Shi Yongxin, Peng Dezhi, Zhang Yuyi, Cao Jiahuan, Jin Lianwen
School of Electronic and Information Engineering, South China University of Technology, Guangzhou, 510641, China.
Huawei Cloud, 518129, Shenzhen, China.
Sci Data. 2025 Jan 29;12(1):169. doi: 10.1038/s41597-025-04495-x.
The development of Chinese civilization has produced a vast collection of historical documents. Recognizing and analyzing these documents hold significant value for the research of ancient culture. Recently, researchers have tried to utilize deep-learning techniques to automate recognition and analysis. However, existing Chinese historical document datasets, which are heavily relied upon by deep-learning models, suffer from limited data scale, insufficient character category, and lack of book-level annotation. To fill this gap, we introduce HisDoc1B, a large-scale dataset for Chinese historical document recognition and analysis. The HisDoc1B comprises 40,281 books, over 3 million document images, and over 1 billion characters across 30,615 character categories. To the best of our knowledge, HisDoc1B is the largest dataset in the field, surpassing existing datasets by more than 200 times in scale. Additionally, it is the only dataset with book-level annotations and punctuation annotations. Furthermore, extensive experiments demonstrate the high quality and practical utility of the proposed HisDoc1B. We believe that HisDoc1B could provide valuable resources to boost the advancement of research in this domain.
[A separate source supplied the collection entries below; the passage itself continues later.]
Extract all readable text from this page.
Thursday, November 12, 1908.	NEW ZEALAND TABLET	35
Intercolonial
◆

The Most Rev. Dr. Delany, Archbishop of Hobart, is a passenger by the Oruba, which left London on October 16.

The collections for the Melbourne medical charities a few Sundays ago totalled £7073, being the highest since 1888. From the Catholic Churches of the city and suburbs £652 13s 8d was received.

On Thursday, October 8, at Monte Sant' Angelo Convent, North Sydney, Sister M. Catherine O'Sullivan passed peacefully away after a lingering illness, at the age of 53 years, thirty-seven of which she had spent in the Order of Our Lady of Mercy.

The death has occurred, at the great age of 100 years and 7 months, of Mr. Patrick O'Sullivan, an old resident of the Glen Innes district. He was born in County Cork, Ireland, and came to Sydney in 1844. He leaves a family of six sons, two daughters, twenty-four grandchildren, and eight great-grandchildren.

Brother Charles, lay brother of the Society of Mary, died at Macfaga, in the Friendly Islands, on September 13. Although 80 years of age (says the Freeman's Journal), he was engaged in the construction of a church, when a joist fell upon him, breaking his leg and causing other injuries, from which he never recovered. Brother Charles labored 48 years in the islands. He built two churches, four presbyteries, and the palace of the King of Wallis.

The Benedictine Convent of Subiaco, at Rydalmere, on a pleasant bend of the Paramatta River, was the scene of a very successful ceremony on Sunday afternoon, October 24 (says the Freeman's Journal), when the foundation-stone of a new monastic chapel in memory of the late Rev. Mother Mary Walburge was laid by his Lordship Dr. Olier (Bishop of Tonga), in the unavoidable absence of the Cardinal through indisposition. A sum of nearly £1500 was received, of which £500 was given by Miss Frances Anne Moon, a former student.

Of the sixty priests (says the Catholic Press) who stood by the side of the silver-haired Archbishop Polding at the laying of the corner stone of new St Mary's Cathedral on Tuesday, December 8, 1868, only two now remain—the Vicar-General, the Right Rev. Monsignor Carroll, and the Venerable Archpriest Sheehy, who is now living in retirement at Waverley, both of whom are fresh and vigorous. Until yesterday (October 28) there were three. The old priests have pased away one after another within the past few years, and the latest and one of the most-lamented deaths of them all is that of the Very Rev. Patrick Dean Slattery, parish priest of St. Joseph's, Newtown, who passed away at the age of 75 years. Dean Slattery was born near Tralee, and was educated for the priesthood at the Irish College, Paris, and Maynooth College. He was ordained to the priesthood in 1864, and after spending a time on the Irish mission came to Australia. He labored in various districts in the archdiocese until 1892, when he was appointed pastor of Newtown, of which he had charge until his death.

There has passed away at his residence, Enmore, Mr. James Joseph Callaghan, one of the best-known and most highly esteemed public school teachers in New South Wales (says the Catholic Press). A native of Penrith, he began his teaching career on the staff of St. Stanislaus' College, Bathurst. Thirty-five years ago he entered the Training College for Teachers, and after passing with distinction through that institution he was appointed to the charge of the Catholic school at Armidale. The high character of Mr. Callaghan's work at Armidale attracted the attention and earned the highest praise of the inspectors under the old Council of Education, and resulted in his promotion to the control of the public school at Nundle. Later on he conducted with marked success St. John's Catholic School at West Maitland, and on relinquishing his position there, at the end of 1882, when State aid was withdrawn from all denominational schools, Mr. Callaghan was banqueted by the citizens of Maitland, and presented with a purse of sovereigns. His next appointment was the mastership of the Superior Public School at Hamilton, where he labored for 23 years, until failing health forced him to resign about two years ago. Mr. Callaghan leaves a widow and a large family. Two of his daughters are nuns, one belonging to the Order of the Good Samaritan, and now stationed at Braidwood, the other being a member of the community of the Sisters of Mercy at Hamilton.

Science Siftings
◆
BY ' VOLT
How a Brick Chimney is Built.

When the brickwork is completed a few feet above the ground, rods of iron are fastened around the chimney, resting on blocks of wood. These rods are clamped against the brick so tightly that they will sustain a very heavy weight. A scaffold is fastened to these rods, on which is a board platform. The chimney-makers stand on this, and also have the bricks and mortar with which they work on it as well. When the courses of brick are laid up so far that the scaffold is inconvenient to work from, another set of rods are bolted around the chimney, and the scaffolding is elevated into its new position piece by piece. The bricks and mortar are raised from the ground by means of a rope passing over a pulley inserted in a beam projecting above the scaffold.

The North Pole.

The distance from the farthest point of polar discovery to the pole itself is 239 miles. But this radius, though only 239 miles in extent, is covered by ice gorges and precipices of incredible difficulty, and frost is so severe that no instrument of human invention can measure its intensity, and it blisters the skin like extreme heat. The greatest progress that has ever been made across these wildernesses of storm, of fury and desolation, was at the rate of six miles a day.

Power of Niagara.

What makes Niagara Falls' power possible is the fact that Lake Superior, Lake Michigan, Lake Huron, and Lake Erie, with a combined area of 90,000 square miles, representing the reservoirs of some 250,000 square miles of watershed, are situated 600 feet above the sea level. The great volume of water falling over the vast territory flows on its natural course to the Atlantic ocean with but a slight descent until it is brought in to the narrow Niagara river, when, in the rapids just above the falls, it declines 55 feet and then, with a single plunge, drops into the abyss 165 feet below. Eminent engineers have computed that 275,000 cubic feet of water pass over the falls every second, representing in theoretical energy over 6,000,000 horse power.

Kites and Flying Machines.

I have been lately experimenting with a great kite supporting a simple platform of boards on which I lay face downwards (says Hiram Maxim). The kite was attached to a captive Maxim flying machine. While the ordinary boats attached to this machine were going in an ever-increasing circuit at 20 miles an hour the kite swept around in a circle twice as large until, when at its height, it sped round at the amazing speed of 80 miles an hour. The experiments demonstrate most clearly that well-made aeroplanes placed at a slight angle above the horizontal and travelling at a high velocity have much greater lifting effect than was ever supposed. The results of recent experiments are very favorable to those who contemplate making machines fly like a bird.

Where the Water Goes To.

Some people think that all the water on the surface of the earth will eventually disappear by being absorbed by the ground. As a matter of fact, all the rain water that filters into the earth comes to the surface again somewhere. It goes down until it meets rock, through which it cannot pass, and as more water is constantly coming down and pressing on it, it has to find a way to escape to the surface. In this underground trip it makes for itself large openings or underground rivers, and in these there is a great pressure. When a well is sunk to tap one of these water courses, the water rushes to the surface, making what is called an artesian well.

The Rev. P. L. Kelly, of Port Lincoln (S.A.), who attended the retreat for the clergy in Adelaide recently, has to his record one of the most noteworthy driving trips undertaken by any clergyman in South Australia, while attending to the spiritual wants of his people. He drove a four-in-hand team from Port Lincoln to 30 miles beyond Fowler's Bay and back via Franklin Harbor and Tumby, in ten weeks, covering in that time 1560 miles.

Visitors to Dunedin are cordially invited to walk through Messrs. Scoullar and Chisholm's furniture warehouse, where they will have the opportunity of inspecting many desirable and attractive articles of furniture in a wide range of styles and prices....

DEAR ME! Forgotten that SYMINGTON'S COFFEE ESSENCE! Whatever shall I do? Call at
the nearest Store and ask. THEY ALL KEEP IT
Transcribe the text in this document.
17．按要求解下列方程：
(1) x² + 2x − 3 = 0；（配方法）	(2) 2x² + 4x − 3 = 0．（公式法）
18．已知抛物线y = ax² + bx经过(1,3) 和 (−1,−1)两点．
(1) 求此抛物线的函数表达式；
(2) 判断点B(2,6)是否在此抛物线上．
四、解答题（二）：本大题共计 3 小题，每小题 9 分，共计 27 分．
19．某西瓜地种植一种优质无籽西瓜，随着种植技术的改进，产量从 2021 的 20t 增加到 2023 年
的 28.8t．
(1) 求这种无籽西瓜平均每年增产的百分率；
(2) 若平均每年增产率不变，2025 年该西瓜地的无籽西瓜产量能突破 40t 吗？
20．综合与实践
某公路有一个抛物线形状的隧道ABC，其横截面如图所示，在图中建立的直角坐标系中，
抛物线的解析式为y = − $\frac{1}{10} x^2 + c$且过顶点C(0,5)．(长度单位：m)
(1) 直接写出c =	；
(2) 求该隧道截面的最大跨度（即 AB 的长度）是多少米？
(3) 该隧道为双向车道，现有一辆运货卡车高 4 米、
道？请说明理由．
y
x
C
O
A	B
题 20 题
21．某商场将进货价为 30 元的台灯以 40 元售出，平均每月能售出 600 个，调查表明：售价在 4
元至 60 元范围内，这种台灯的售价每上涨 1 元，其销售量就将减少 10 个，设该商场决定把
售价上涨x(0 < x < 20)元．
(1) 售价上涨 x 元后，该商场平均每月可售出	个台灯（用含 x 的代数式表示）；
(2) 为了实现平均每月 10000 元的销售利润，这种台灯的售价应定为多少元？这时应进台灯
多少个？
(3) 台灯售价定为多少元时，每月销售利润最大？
中国文明的发展产生了大量的历史文献。识别和分析这些文献对古代文化研究具有重要价值。最近,研究人员试图利用深度学习技术实现自动识别和分析。然而,深度学习模型严重依赖的现有中文历史文献数据集存在数据规模有限、字符类别不足以及缺乏书籍级注释等问题。为了填补这一空白,我们推出了HisDoc1B,这是一个用于中文历史文献识别和分析的大规模数据集。HisDoc1B包含40,281本书籍、超过300万张文献图像以及30,615个字符类别中的超过10亿个字符。据我们所知,HisDoc1B是该领域最大的数据集,规模比现有数据集大200多倍。此外,它是唯一具有书籍级注释和标点注释的数据集。此外,大量实验证明了所提出的HisDoc1B的高质量和实用性。我们相信HisDoc1B可以为推动该领域的研究进展提供有价值的资源。